E.g., is it really "considerable traffic" by 2016 standards? The original flood in 2003 was 150 MBps - I don't think I'd notice if I got a flood of 150 MBps on my home connection.
How many of those devices are still around 13 years later?
Wow, I never realized operators couldn't push fixes to their routers without permission. The internet is indeed a tragedy of the commons: trivial to ruin, but a Sisyphean task to fix.
Most admins would consider having network infrastructure's firmware change outside of their control a bug/misfeature. Not to mention most devices would require reboot to apply change.
And to be able to remotely change the code running a HUGE security issue.
The vast majority of admins don't even know that they're admins.
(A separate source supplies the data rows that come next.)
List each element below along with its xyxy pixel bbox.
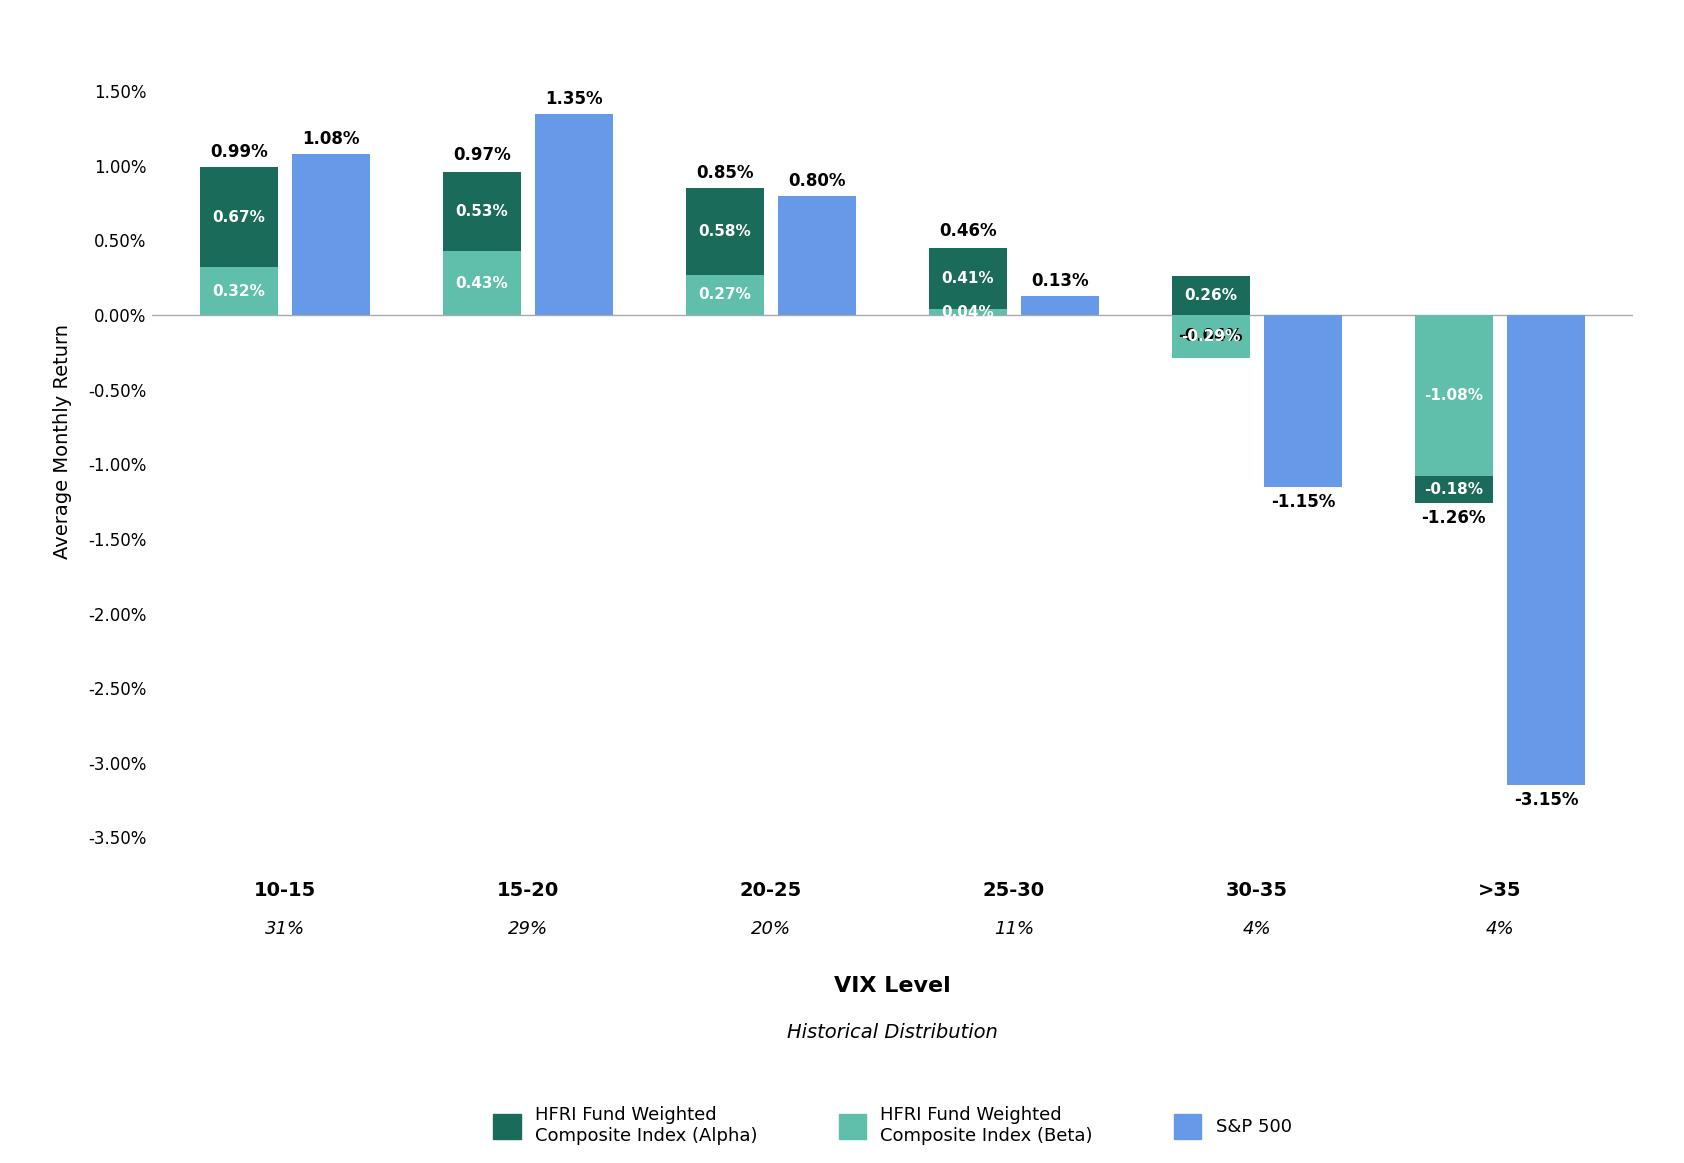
- Text: 0.53%: 0.53%: [456, 204, 509, 219]
- Text: -1.15%: -1.15%: [1271, 493, 1335, 511]
- Bar: [1507, 315, 1585, 785]
- Text: 0.13%: 0.13%: [1031, 272, 1090, 290]
- Bar: [200, 167, 278, 267]
- Text: 10-15: 10-15: [254, 880, 317, 900]
- Bar: [1172, 277, 1250, 315]
- Text: 11%: 11%: [994, 920, 1034, 939]
- Text: 0.46%: 0.46%: [940, 222, 997, 241]
- Text: 0.97%: 0.97%: [453, 147, 510, 164]
- Bar: [293, 154, 370, 315]
- Text: VIX Level: VIX Level: [834, 976, 951, 996]
- Bar: [1021, 295, 1100, 315]
- Text: 29%: 29%: [509, 920, 549, 939]
- Text: 0.26%: 0.26%: [1184, 288, 1238, 304]
- Text: 25-30: 25-30: [983, 880, 1046, 900]
- Text: 20%: 20%: [751, 920, 791, 939]
- Bar: [930, 248, 1007, 309]
- Text: 0.27%: 0.27%: [699, 287, 751, 302]
- Text: >35: >35: [1479, 880, 1522, 900]
- Text: 0.85%: 0.85%: [695, 164, 754, 183]
- Text: 0.43%: 0.43%: [456, 276, 509, 291]
- Bar: [1415, 477, 1492, 504]
- Text: 0.32%: 0.32%: [212, 284, 266, 299]
- Text: 20-25: 20-25: [739, 880, 802, 900]
- Text: 0.99%: 0.99%: [210, 143, 268, 162]
- Bar: [200, 267, 278, 315]
- Bar: [685, 274, 765, 315]
- Y-axis label: Average Monthly Return: Average Monthly Return: [52, 324, 72, 559]
- Text: 4%: 4%: [1485, 920, 1514, 939]
- Text: 0.58%: 0.58%: [699, 224, 751, 240]
- Text: -0.18%: -0.18%: [1425, 483, 1484, 498]
- Text: -1.08%: -1.08%: [1425, 388, 1484, 404]
- Bar: [930, 309, 1007, 315]
- Bar: [1265, 315, 1342, 486]
- Text: -0.04%: -0.04%: [1179, 327, 1243, 345]
- Text: 0.41%: 0.41%: [941, 271, 994, 286]
- Bar: [778, 195, 855, 315]
- Text: 0.04%: 0.04%: [941, 305, 994, 320]
- Bar: [685, 188, 765, 274]
- Text: 15-20: 15-20: [497, 880, 559, 900]
- Text: 0.67%: 0.67%: [212, 209, 266, 224]
- Text: -3.15%: -3.15%: [1514, 791, 1578, 809]
- Text: 0.80%: 0.80%: [788, 172, 845, 190]
- Text: 1.35%: 1.35%: [546, 90, 603, 108]
- Bar: [1415, 315, 1492, 477]
- Legend: HFRI Fund Weighted
Composite Index (Alpha), HFRI Fund Weighted
Composite Index (: HFRI Fund Weighted Composite Index (Alph…: [493, 1106, 1292, 1144]
- Text: -1.26%: -1.26%: [1421, 509, 1485, 527]
- Text: Historical Distribution: Historical Distribution: [786, 1023, 999, 1042]
- Bar: [536, 114, 613, 315]
- Bar: [443, 251, 520, 315]
- Text: 30-35: 30-35: [1226, 880, 1288, 900]
- Bar: [443, 172, 520, 251]
- Text: -0.29%: -0.29%: [1180, 329, 1241, 344]
- Text: 31%: 31%: [264, 920, 305, 939]
- Text: 1.08%: 1.08%: [303, 130, 360, 148]
- Bar: [1172, 315, 1250, 358]
- Text: 4%: 4%: [1243, 920, 1271, 939]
They bought or received a cheap Netgear router, plugged it in, and never touched it again, except to maybe turn it off and on again when the internet was slow/down.
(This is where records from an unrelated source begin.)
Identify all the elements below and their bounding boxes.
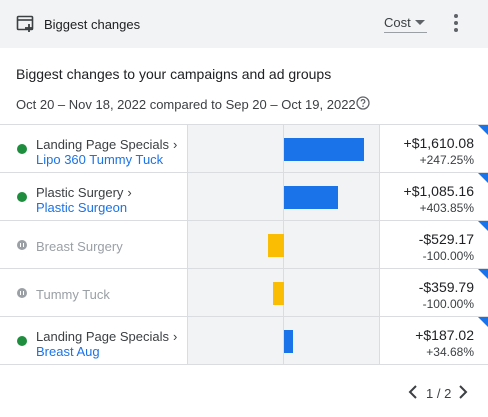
status-paused-icon: [17, 240, 27, 250]
status-active-icon: [17, 336, 27, 346]
card-add-icon: [16, 15, 34, 32]
change-percent: +403.85%: [419, 201, 474, 215]
help-icon[interactable]: [356, 96, 370, 110]
page-indicator: 1 / 2: [426, 386, 452, 401]
change-percent: +247.25%: [419, 153, 474, 167]
date-range: Oct 20 – Nov 18, 2022 compared to Sep 20…: [16, 97, 356, 112]
metric-dropdown-value: Cost: [384, 15, 411, 30]
change-value: -$529.17: [418, 231, 474, 247]
chevron-right-icon[interactable]: [456, 384, 470, 400]
campaign-name[interactable]: Landing Page Specials ›: [36, 137, 178, 152]
corner-marker-icon: [478, 221, 488, 231]
corner-marker-icon: [478, 173, 488, 183]
column-divider: [379, 125, 380, 365]
corner-marker-icon: [478, 269, 488, 279]
card-title: Biggest changes: [44, 17, 141, 32]
section-heading: Biggest changes to your campaigns and ad…: [16, 66, 332, 82]
table-row[interactable]: Plastic Surgery › Plastic Surgeon +$1,085.1…: [0, 173, 488, 221]
change-percent: -100.00%: [422, 297, 474, 311]
campaign-name[interactable]: Plastic Surgery ›: [36, 185, 132, 200]
more-vert-icon[interactable]: [446, 12, 466, 36]
ad-group-link[interactable]: Plastic Surgeon: [36, 200, 128, 215]
change-value: -$359.79: [418, 279, 474, 295]
change-value: +$1,610.08: [403, 135, 474, 151]
chevron-right-icon: ›: [127, 185, 132, 200]
metric-dropdown[interactable]: Cost: [384, 15, 427, 33]
change-bar: [284, 138, 364, 161]
card-header: Biggest changes Cost: [0, 0, 488, 48]
column-divider: [187, 125, 188, 365]
status-paused-icon: [17, 288, 27, 298]
change-bar: [273, 282, 284, 305]
chevron-right-icon: ›: [173, 137, 178, 152]
status-active-icon: [17, 144, 27, 154]
table-row[interactable]: Breast Surgery -$529.17 -100.00%: [0, 221, 488, 269]
ad-group-link[interactable]: Breast Aug: [36, 344, 100, 359]
status-active-icon: [17, 192, 27, 202]
campaign-name[interactable]: Tummy Tuck: [36, 287, 110, 302]
change-value: +$1,085.16: [403, 183, 474, 199]
change-value: +$187.02: [415, 327, 474, 343]
campaign-name[interactable]: Breast Surgery: [36, 239, 123, 254]
change-percent: +34.68%: [426, 345, 474, 359]
corner-marker-icon: [478, 317, 488, 327]
campaign-name[interactable]: Landing Page Specials ›: [36, 329, 178, 344]
table-row[interactable]: Tummy Tuck -$359.79 -100.00%: [0, 269, 488, 317]
ad-group-link[interactable]: Lipo 360 Tummy Tuck: [36, 152, 164, 167]
corner-marker-icon: [478, 125, 488, 135]
change-bar: [268, 234, 284, 257]
change-bar: [284, 330, 293, 353]
table-row[interactable]: Landing Page Specials › Breast Aug +$187.02…: [0, 317, 488, 365]
caret-down-icon: [414, 20, 425, 25]
changes-table: Landing Page Specials › Lipo 360 Tummy Tuc…: [0, 124, 488, 365]
chevron-right-icon: ›: [173, 329, 178, 344]
change-bar: [284, 186, 338, 209]
change-percent: -100.00%: [422, 249, 474, 263]
table-row[interactable]: Landing Page Specials › Lipo 360 Tummy Tuc…: [0, 125, 488, 173]
chevron-left-icon[interactable]: [406, 384, 420, 400]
If you're an admin who cares about their infrastructure, you're not using a bargain-basement Netgear router, and if you are, you'll have gone through every single menu and seen the auto-update option.
Some operators do, mostly ISPs that lease routers to customers and retain a way to push firmware updates to them (for example, Comcast does this). But router manufacturers typically don't touch the device once it's out of their hands.
Note that cable modems (all of them, not just from Comcast) download their configuration from the provider every time they boot up. Ironically (since it uses TFTP, for one), this is called "secure provisioning".
They might give you a web interface where you can configure certain settings (e.g. integrated Wi-Fi) but the ISP ultimately has at least some control over any cable modem connected to it.
I wonder if they somehow mistakenly joined their server to the region-specific pr.pool.ntp.org group[1]. At the moment, that pool exists, but has no servers in it.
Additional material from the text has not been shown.